Потом махнул рукой, прикрыл глаза, переждал боль. Русинов понял, что можно не отвечать…
Овчарка вывела их к трупу третьего преследователя. Ни слова не говоря, Раздрогин прислонился к дереву, опустился по нему на землю. Русинов понял, что нужно делать: через десять минут и этот «афганец» лежал под камнем. Надо же было отвоевать и уцелеть в чужой стране, в чужих горах, чтобы успокоиться в своих…

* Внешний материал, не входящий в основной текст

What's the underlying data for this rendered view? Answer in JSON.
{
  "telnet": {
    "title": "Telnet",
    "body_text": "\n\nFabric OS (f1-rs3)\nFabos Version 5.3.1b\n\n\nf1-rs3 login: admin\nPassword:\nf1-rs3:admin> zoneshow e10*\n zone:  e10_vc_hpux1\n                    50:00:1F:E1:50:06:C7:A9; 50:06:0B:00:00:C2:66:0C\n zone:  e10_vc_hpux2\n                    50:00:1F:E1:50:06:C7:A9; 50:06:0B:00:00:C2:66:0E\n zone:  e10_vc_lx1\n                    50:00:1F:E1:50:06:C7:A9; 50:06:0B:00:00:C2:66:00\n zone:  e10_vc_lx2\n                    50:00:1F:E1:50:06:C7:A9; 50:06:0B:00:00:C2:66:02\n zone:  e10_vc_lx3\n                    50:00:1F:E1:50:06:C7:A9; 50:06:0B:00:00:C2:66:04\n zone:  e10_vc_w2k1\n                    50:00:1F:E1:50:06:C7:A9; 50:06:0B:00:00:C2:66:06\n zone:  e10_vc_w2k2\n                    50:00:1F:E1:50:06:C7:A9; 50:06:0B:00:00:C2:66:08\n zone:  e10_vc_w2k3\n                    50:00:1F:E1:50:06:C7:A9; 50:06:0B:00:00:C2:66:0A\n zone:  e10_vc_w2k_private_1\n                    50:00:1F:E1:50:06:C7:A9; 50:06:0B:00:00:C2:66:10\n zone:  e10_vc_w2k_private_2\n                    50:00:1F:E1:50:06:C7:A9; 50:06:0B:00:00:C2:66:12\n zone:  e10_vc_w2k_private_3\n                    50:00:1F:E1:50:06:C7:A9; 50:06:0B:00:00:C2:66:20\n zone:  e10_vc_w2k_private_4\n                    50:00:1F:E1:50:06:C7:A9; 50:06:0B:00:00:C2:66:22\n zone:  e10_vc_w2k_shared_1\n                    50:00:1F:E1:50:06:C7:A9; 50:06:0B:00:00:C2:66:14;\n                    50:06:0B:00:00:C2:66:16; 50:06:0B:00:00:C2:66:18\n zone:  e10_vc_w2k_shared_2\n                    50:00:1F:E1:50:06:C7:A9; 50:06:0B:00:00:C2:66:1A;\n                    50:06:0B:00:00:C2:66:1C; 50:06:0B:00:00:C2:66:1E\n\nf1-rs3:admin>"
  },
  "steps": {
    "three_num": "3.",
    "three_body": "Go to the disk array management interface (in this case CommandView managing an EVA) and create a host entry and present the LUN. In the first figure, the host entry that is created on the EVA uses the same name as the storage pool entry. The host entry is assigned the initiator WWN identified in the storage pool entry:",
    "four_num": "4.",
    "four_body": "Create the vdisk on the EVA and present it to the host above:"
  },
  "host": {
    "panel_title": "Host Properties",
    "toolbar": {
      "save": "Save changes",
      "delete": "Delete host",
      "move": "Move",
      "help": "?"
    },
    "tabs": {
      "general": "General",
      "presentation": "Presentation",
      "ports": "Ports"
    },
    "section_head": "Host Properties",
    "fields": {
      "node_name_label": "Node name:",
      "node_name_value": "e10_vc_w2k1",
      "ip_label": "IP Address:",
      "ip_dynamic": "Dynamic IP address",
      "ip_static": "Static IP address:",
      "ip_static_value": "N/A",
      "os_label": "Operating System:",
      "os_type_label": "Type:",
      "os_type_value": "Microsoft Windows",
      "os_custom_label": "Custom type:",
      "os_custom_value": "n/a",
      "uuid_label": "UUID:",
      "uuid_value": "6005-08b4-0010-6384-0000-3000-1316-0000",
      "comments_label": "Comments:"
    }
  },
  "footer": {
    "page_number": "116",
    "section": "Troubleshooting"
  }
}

А собака, будто часовой, сидела возле дерева, склоненного к земле, и ждала. Под этим деревом, прикрытый двумя камнями, оказался лаз в пещеру. И стало понятно, каким образом Раздрогин напоролся на людей Тарасова. Наверное, не выпустил вперед собаку, а вылез сам. И столкнулся с ними в упор…
Километрах в трех ниже еще поднимались от костра клубы пара и дыма, а еще ниже, почти на одной линии, виднелась голова останца со знаком жизни. У Русинова уже не оставалось сомнений, кто был Данилой-мастером, спасшим девочку Ингу. Сказка получала не печальный, а трагический конец. Они забрались в пещеру, Раздрогин велел прикрыть вход камнями, достал откуда-то спрятанный фонарь, осветил низкое, уходящее в темень горы пространство. Собака уже была впереди, поскуливая, звала за собой. Перевел луч на лицо Русинова.
– Давай сядем, поговорим, – предложил он и замолчал. Свет фонаря бесцельно блуждал по стенам – у Раздрогина слабели руки. Русинов молча ждал.
– Плохи мои дела, – проговорил наконец Виталий. – Жалко… Но это рок. И у тебя тоже… Ты тоже все потерял… Друг твой погиб…
– Какой друг? – холодея, спросил Русинов.
– Афанасьев, Иван Сергеевич…
– Почему? Как? Кто?
– Летел на встречу с тобой, – тяжело дыша, объяснил Раздрогин. – Шведы его раскрыли… Вернули борт, полетели с ним… Тоже рок… Вертолет потерпел катастрофу…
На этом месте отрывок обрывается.